The enemies referred to here are enemies of the cause of God, who lay hands on us for the sake of God. It is therefore nowhere a matter of personal conflict. Nowhere does the one who prays these psalms want to take revenge into his own hands. He calls for the wrath of God alone (cf. Romans 12:19). Therefore he must dismiss from his own mind all thought of personal revenge; he must be free from his own thirst for revenge. Otherwise, the vengeance would not be seriously commanded from God.

Furthermore, in no way can we truly access the mercy of God if we do not first recognize that God is a God of justice who rightly judges sin. Only when we bring ourselves to fear God's righteousness can we freely accept his forgiving grace in our own lives. If we dare to rush too quickly into God's mercy, bypassing his justice, we are left with a permissive god of our own making, not the God who has revealed himself in Jesus Christ. Grace then becomes "cheap grace," as Bonhoeffer famously labelled it.

The melody to this Psalm is in the Hypoionian mode, or what we nowadays would call a major key. The score is posted here. The Decalogue is also set to this tune in the 1562 edition of the Genevan Psalter. The text is my 83rd Genevan versification, and it is unrhymed.

Incidentally, I might point out here that the 11-month gap between my versification and arrangement of Psalms 66 and 140 has been due to two factors:

First, I have been preoccupied recently with preparations for the publication of my most recent book, We Answer to Another. which was released just over two weeks ago.

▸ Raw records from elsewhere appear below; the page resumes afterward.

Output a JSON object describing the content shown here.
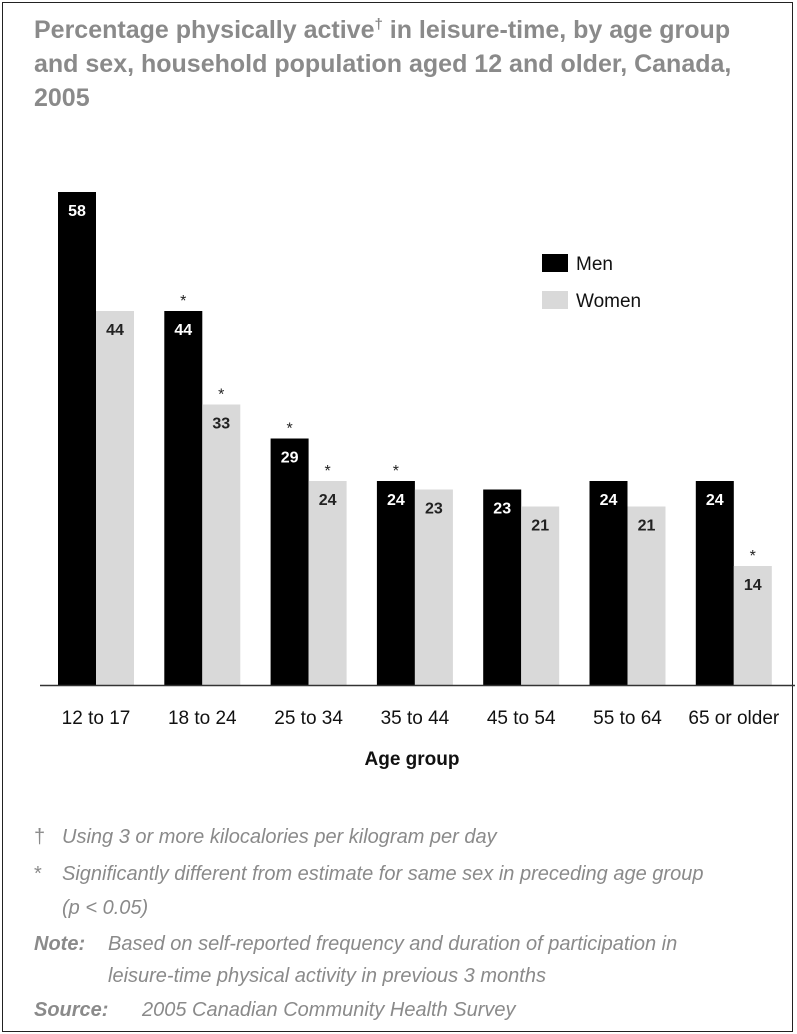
{
  "title": {
    "line1_before": "Percentage physically active",
    "dagger": "†",
    "line1_after": " in leisure-time, by age group",
    "line2": "and sex, household population aged 12 and older, Canada,",
    "line3": "2005"
  },
  "chart_data": {
    "type": "bar",
    "title": "Percentage physically active† in leisure-time, by age group and sex, household population aged 12 and older, Canada, 2005",
    "xlabel": "Age group",
    "ylabel": "",
    "ylim": [
      0,
      58
    ],
    "categories": [
      "12 to 17",
      "18 to 24",
      "25 to 34",
      "35 to 44",
      "45 to 54",
      "55 to 64",
      "65 or older"
    ],
    "series": [
      {
        "name": "Men",
        "color": "#000000",
        "values": [
          58,
          44,
          29,
          24,
          23,
          24,
          24
        ],
        "significant": [
          false,
          true,
          true,
          true,
          false,
          false,
          false
        ]
      },
      {
        "name": "Women",
        "color": "#d9d9d9",
        "values": [
          44,
          33,
          24,
          23,
          21,
          21,
          14
        ],
        "significant": [
          false,
          true,
          true,
          false,
          false,
          false,
          true
        ]
      }
    ],
    "significance_marker": "*",
    "legend_position": "top-right",
    "grid": false
  },
  "footnotes": {
    "dagger_mark": "†",
    "dagger_text": "Using 3 or more kilocalories per kilogram per day",
    "star_mark": "*",
    "star_text_line1": "Significantly different from estimate for same sex in preceding age group",
    "star_text_line2": "(p < 0.05)",
    "note_label": "Note:",
    "note_line1": "Based on self-reported frequency and duration of participation in",
    "note_line2": "leisure-time physical activity in previous 3 months",
    "source_label": "Source:",
    "source_text": "2005 Canadian Community Health Survey"
  }
}
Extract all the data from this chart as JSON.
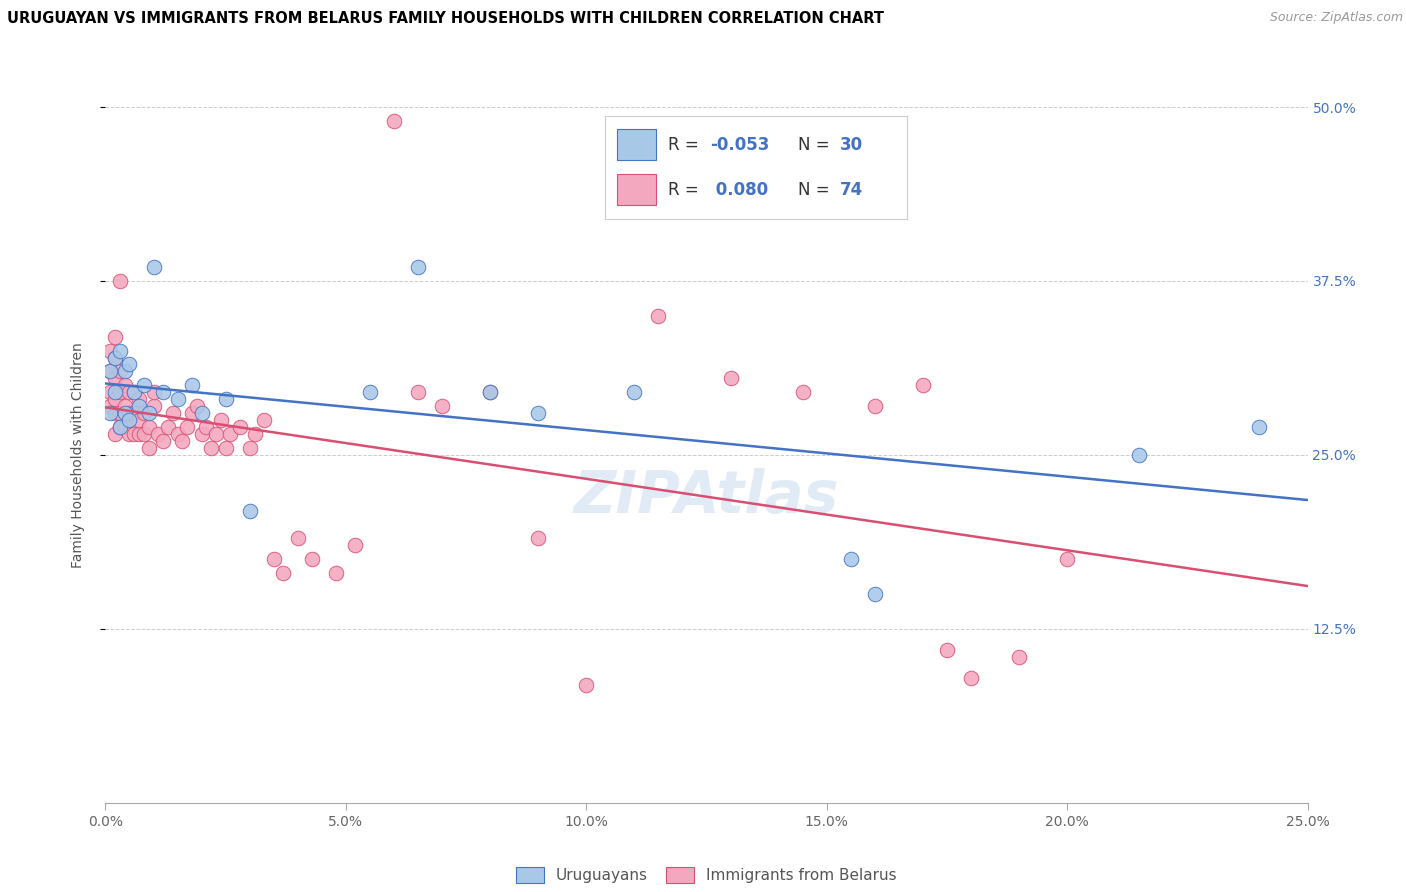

Second, since September of last year I have been working on a second psalter project, with psalm versifications set to original melodies of my own composition. Although I have thus far posted only two of these on my website, Psalms 23 and 29, I have actually written forty-five fresh metrical psalms to be sung to a slightly fewer number of tunes. This too is an ongoing project for which I have not yet come up with a satisfactory title.* I plan to post a few more of these at some point in the near future, along with a description of the principles undergirding this project.

* My tongue-in-cheek working title for this growing collection is Psalms of David (Koyzis).